Core Statistical Findings

Dimension Finding Proportion
Phenomenon definition Definition provided 78.2%
Phenomenon definition Definition is contested 47.8%
Phenomenon type Composite phenomena (with sub-capabilities) 61.2%
Task source Manually constructed tasks 43.3%
Task source Reused existing benchmarks 42.6%
Task source LLM-generated 31.2%
Sampling method Convenience sampling (at least in part) 27.0%
Scoring metric Exact match (at least in part) 81.3%
Statistical methods Used statistical testing 16.0%
Validity justification Discussed construct validity 53.4%

Distribution of Benchmark Phenomena

Phenomenon Category Proportion Notes
Reasoning 18.5% Most common category
Alignment 8.1% Among the most contested in definition
Code Generation 5.7% Relatively well-defined
Other general capabilities ~30% Includes knowledge, comprehension, etc.
Domain-specific applications ~38% Medical, legal, etc.

Key Findings

  • Fewer than 10% of benchmarks use fully real-world tasks; 40.7% rely on manually constructed tasks.
  • The most common scoring metric is exact match (81.3%); LLM-as-a-judge is used in only 17.1% of papers.
  • The number of benchmark papers has grown significantly year over year, but the proportion discussing construct validity has not increased correspondingly.
  • Approximately half of all papers exhibit validity weaknesses in at least one dimension.

Highlights & Insights

  • Systematic scale: This large-scale systematic review — encompassing 445 papers and 29 experts — is unprecedented in the field of LLM evaluation methodology, providing first-hand empirical data for quantifying "benchmark quality." The codebook design skillfully adapts psychometric theory to AI evaluation contexts.
  • High practical value: The 8 recommendations are accompanied by an operational checklist that can guide the design of new benchmarks and serve as a reviewing standard for assessing existing ones.

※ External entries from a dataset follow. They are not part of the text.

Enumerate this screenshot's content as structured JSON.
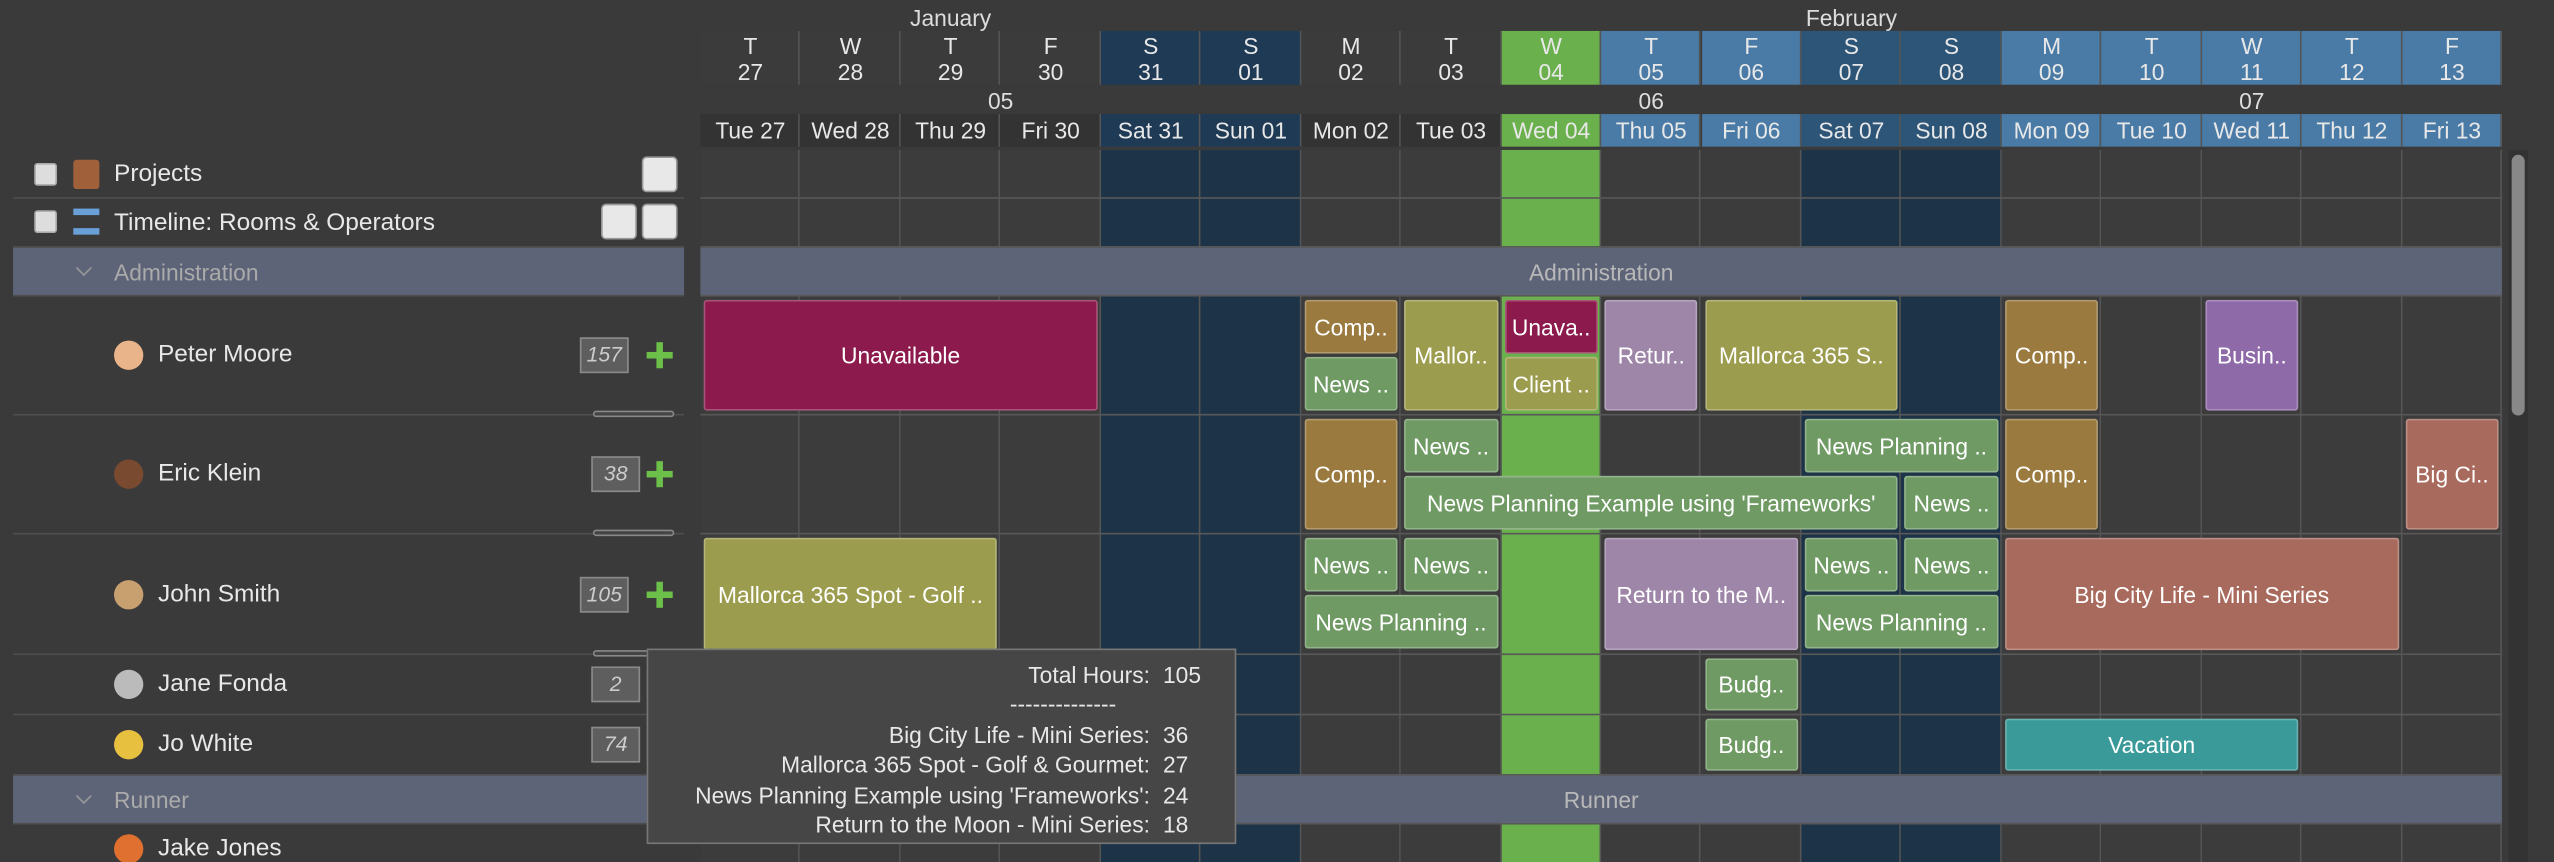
{
  "calendar": {
    "months": [
      "January",
      "February"
    ],
    "days": [
      {
        "letter": "T",
        "number": "27",
        "label": "Tue 27"
      },
      {
        "letter": "W",
        "number": "28",
        "label": "Wed 28"
      },
      {
        "letter": "T",
        "number": "29",
        "label": "Thu 29"
      },
      {
        "letter": "F",
        "number": "30",
        "label": "Fri 30"
      },
      {
        "letter": "S",
        "number": "31",
        "label": "Sat 31"
      },
      {
        "letter": "S",
        "number": "01",
        "label": "Sun 01"
      },
      {
        "letter": "M",
        "number": "02",
        "label": "Mon 02"
      },
      {
        "letter": "T",
        "number": "03",
        "label": "Tue 03"
      },
      {
        "letter": "W",
        "number": "04",
        "label": "Wed 04"
      },
      {
        "letter": "T",
        "number": "05",
        "label": "Thu 05"
      },
      {
        "letter": "F",
        "number": "06",
        "label": "Fri 06"
      },
      {
        "letter": "S",
        "number": "07",
        "label": "Sat 07"
      },
      {
        "letter": "S",
        "number": "08",
        "label": "Sun 08"
      },
      {
        "letter": "M",
        "number": "09",
        "label": "Mon 09"
      },
      {
        "letter": "T",
        "number": "10",
        "label": "Tue 10"
      },
      {
        "letter": "W",
        "number": "11",
        "label": "Wed 11"
      },
      {
        "letter": "T",
        "number": "12",
        "label": "Thu 12"
      },
      {
        "letter": "F",
        "number": "13",
        "label": "Fri 13"
      }
    ],
    "weeks": [
      "05",
      "06",
      "07"
    ]
  },
  "sidebar": {
    "projects": "Projects",
    "timeline": "Timeline: Rooms & Operators"
  },
  "groups": [
    {
      "name": "Administration"
    },
    {
      "name": "Runner"
    }
  ],
  "resources": [
    {
      "name": "Peter Moore",
      "hours": 157,
      "events": [
        "Unavailable",
        "Comp..",
        "News ..",
        "Mallor..",
        "Unava..",
        "Client ..",
        "Retur..",
        "Mallorca 365 S..",
        "Comp..",
        "Busin.."
      ]
    },
    {
      "name": "Eric Klein",
      "hours": 38,
      "events": [
        "Comp..",
        "News ..",
        "News Planning Example using 'Frameworks'",
        "News Planning ..",
        "News ..",
        "Comp..",
        "Big Ci.."
      ]
    },
    {
      "name": "John Smith",
      "hours": 105,
      "events": [
        "Mallorca 365 Spot - Golf ..",
        "News ..",
        "News ..",
        "News Planning ..",
        "Return to the M..",
        "News ..",
        "News ..",
        "News Planning ..",
        "Big City Life - Mini Series"
      ]
    },
    {
      "name": "Jane Fonda",
      "hours": 2,
      "events": [
        "Budg.."
      ]
    },
    {
      "name": "Jo White",
      "hours": 74,
      "events": [
        "Budg..",
        "Vacation"
      ]
    },
    {
      "name": "Jake Jones",
      "events": []
    }
  ],
  "tooltip": {
    "total_label": "Total Hours:",
    "total": 105,
    "separator": "--------------",
    "items": [
      {
        "label": "Big City Life - Mini Series:",
        "hours": 36
      },
      {
        "label": "Mallorca 365 Spot - Golf & Gourmet:",
        "hours": 27
      },
      {
        "label": "News Planning Example using 'Frameworks':",
        "hours": 24
      },
      {
        "label": "Return to the Moon - Mini Series:",
        "hours": 18
      }
    ]
  }
}
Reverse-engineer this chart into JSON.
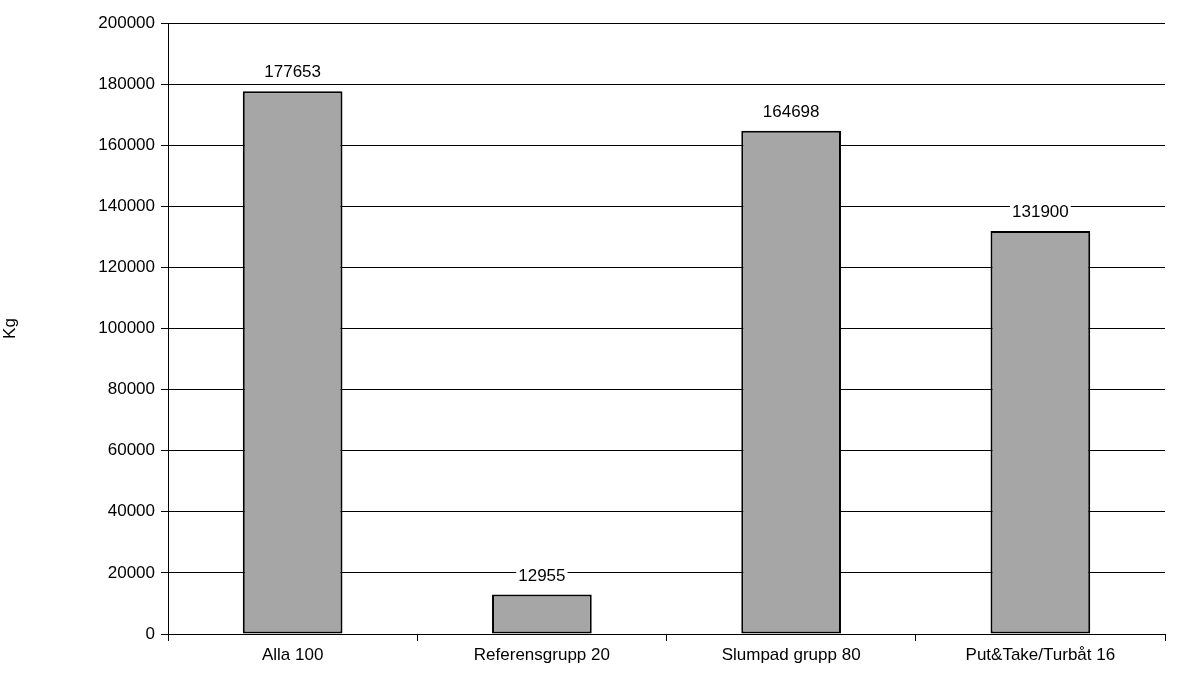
{
  "chart_data": {
    "type": "bar",
    "ylabel": "Kg",
    "categories": [
      "Alla 100",
      "Referensgrupp 20",
      "Slumpad grupp 80",
      "Put&Take/Turbåt 16"
    ],
    "values": [
      177653,
      12955,
      164698,
      131900
    ],
    "color": "#a6a6a6",
    "ylim": [
      0,
      200000
    ],
    "yticks": [
      0,
      20000,
      40000,
      60000,
      80000,
      100000,
      120000,
      140000,
      160000,
      180000,
      200000
    ],
    "grid": "y",
    "legend": false,
    "data_labels": true
  }
}
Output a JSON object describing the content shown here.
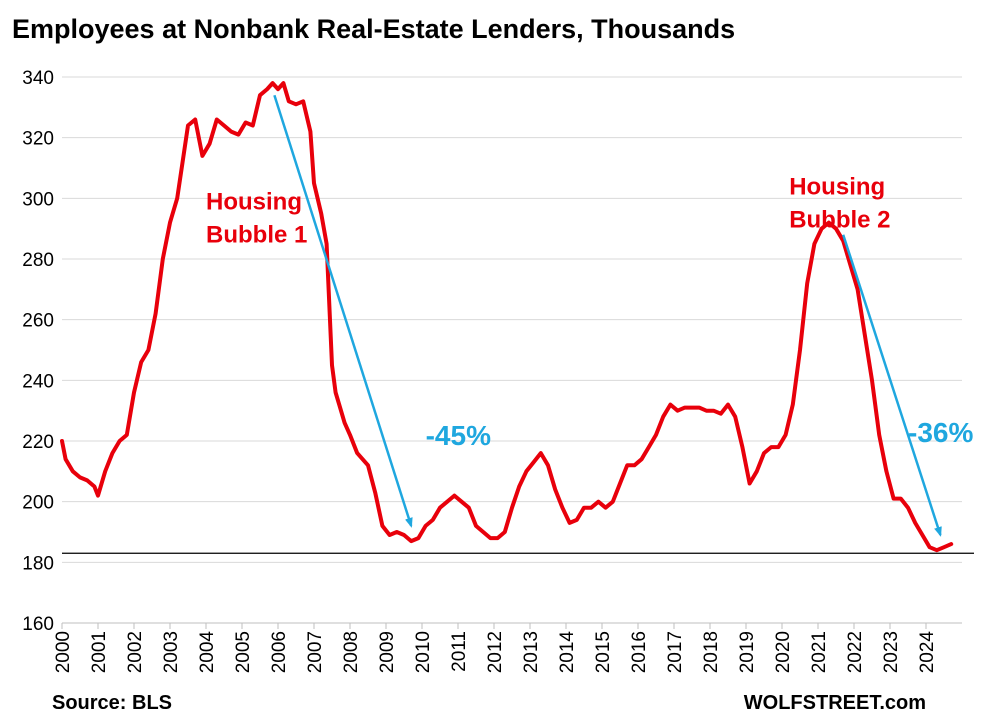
{
  "chart_data": {
    "type": "line",
    "title": "Employees at Nonbank Real-Estate Lenders, Thousands",
    "source": "Source: BLS",
    "credit": "WOLFSTREET.com",
    "xlabel": "",
    "ylabel": "",
    "ylim": [
      160,
      340
    ],
    "xlim": [
      2000,
      2025
    ],
    "y_ticks": [
      160,
      180,
      200,
      220,
      240,
      260,
      280,
      300,
      320,
      340
    ],
    "x_ticks": [
      2000,
      2001,
      2002,
      2003,
      2004,
      2005,
      2006,
      2007,
      2008,
      2009,
      2010,
      2011,
      2012,
      2013,
      2014,
      2015,
      2016,
      2017,
      2018,
      2019,
      2020,
      2021,
      2022,
      2023,
      2024
    ],
    "grid": "horizontal",
    "reference_line": 183,
    "series": [
      {
        "color": "#e8000b",
        "x": [
          2000.0,
          2000.1,
          2000.3,
          2000.5,
          2000.7,
          2000.9,
          2001.0,
          2001.2,
          2001.4,
          2001.6,
          2001.8,
          2002.0,
          2002.2,
          2002.4,
          2002.6,
          2002.8,
          2003.0,
          2003.2,
          2003.35,
          2003.5,
          2003.7,
          2003.9,
          2004.1,
          2004.3,
          2004.5,
          2004.7,
          2004.9,
          2005.1,
          2005.3,
          2005.5,
          2005.7,
          2005.85,
          2006.0,
          2006.15,
          2006.3,
          2006.5,
          2006.7,
          2006.9,
          2007.0,
          2007.2,
          2007.35,
          2007.5,
          2007.6,
          2007.7,
          2007.85,
          2008.0,
          2008.2,
          2008.5,
          2008.7,
          2008.9,
          2009.1,
          2009.3,
          2009.5,
          2009.7,
          2009.9,
          2010.1,
          2010.3,
          2010.5,
          2010.7,
          2010.9,
          2011.1,
          2011.3,
          2011.5,
          2011.7,
          2011.9,
          2012.1,
          2012.3,
          2012.5,
          2012.7,
          2012.9,
          2013.1,
          2013.3,
          2013.5,
          2013.7,
          2013.9,
          2014.1,
          2014.3,
          2014.5,
          2014.7,
          2014.9,
          2015.1,
          2015.3,
          2015.5,
          2015.7,
          2015.9,
          2016.1,
          2016.3,
          2016.5,
          2016.7,
          2016.9,
          2017.1,
          2017.3,
          2017.5,
          2017.7,
          2017.9,
          2018.1,
          2018.3,
          2018.5,
          2018.7,
          2018.9,
          2019.1,
          2019.3,
          2019.5,
          2019.7,
          2019.9,
          2020.1,
          2020.3,
          2020.5,
          2020.7,
          2020.9,
          2021.1,
          2021.3,
          2021.5,
          2021.7,
          2021.9,
          2022.1,
          2022.3,
          2022.5,
          2022.7,
          2022.9,
          2023.1,
          2023.3,
          2023.5,
          2023.7,
          2023.9,
          2024.1,
          2024.3,
          2024.5,
          2024.7
        ],
        "values": [
          220,
          214,
          210,
          208,
          207,
          205,
          202,
          210,
          216,
          220,
          222,
          236,
          246,
          250,
          262,
          280,
          292,
          300,
          312,
          324,
          326,
          314,
          318,
          326,
          324,
          322,
          321,
          325,
          324,
          334,
          336,
          338,
          336,
          338,
          332,
          331,
          332,
          322,
          305,
          295,
          285,
          245,
          236,
          232,
          226,
          222,
          216,
          212,
          203,
          192,
          189,
          190,
          189,
          187,
          188,
          192,
          194,
          198,
          200,
          202,
          200,
          198,
          192,
          190,
          188,
          188,
          190,
          198,
          205,
          210,
          213,
          216,
          212,
          204,
          198,
          193,
          194,
          198,
          198,
          200,
          198,
          200,
          206,
          212,
          212,
          214,
          218,
          222,
          228,
          232,
          230,
          231,
          231,
          231,
          230,
          230,
          229,
          232,
          228,
          218,
          206,
          210,
          216,
          218,
          218,
          222,
          232,
          250,
          272,
          285,
          290,
          292,
          290,
          286,
          278,
          270,
          255,
          240,
          222,
          210,
          201,
          201,
          198,
          193,
          189,
          185,
          184,
          185,
          186
        ]
      }
    ],
    "annotations": [
      {
        "text_line1": "Housing",
        "text_line2": "Bubble 1",
        "x": 2004.0,
        "y": 295,
        "color": "#e8000b"
      },
      {
        "text_line1": "Housing",
        "text_line2": "Bubble 2",
        "x": 2020.2,
        "y": 300,
        "color": "#e8000b"
      },
      {
        "text": "-45%",
        "x": 2010.1,
        "y": 222,
        "color": "#1fa7df"
      },
      {
        "text": "-36%",
        "x": 2023.5,
        "y": 223,
        "color": "#1fa7df"
      }
    ],
    "arrows": [
      {
        "x1": 2005.9,
        "y1": 334,
        "x2": 2009.7,
        "y2": 192,
        "color": "#1fa7df"
      },
      {
        "x1": 2021.7,
        "y1": 288,
        "x2": 2024.4,
        "y2": 189,
        "color": "#1fa7df"
      }
    ]
  }
}
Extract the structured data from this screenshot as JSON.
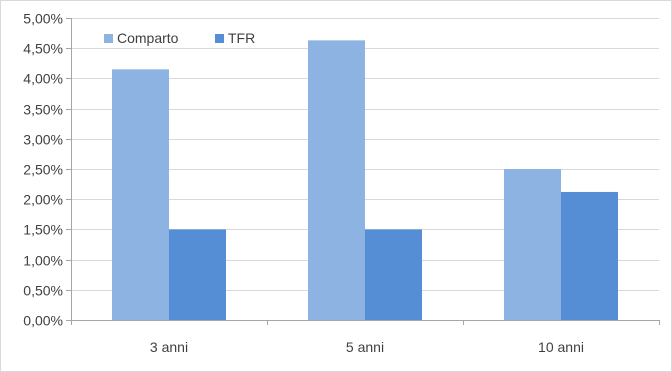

The checklist is released as an appendix, encouraging researchers to provide justifications for any items they choose to omit.

Limitations & Future Work

  • Coverage is limited to top-venue papers, excluding important benchmarks released by industry (e.g., industrial iterations of MMLU, HumanEval, etc.).
  • The use of GPT-4o mini for pre-screening may introduce systematic false-negative bias.
  • Each paper was coded by only 1–2 reviewers; the double-review Kappa of 0.524 reflects only moderate inter-rater agreement.
  • The paper does not deeply analyze whether construct validity issues differ systematically across domains (reasoning vs. safety vs. code generation).
  • vs. BetterBench (Reuel et al., 2024): BetterBench also addresses benchmark quality assessment, but the present work is larger in scale (445 vs. fewer papers) and more systematic in its theoretical framework (multi-dimensional construct validity).
  • vs. Bowman & Dahl (2021): That work proposed directional recommendations for fixing NLU benchmarks; the present paper builds upon it by quantifying the prevalence of these issues through large-scale empirical data.
  • vs. tinyBenchmarks (Polo et al., 2024): Focuses on efficient evaluation with fewer samples, complementing this paper's emphasis on sample representativeness.
  • vs. Dynabench (Kiela et al., 2021): Proposes dynamic benchmarks to address data contamination, consistent with Recommendation 5 (guarding against contamination) in the present work.
  • Implications: The proposed checklist can be directly applied during peer review to assess the methodological quality of benchmark papers.

Rating

  • Novelty: ⭐⭐⭐⭐ First systematic application of the construct validity framework to large-scale auditing of LLM benchmarks.
  • Experimental Thoroughness: ⭐⭐⭐⭐ Coding analysis of 445 papers with substantial data coverage, though inter-rater Kappa is moderate.
  • Writing Quality: ⭐⭐⭐⭐⭐ Clear structure, highly actionable recommendations, and rich figures and tables.
  • Value: ⭐⭐⭐⭐⭐ Carries significant guidance value for the entire LLM evaluation community and has the potential to reshape benchmark design paradigms.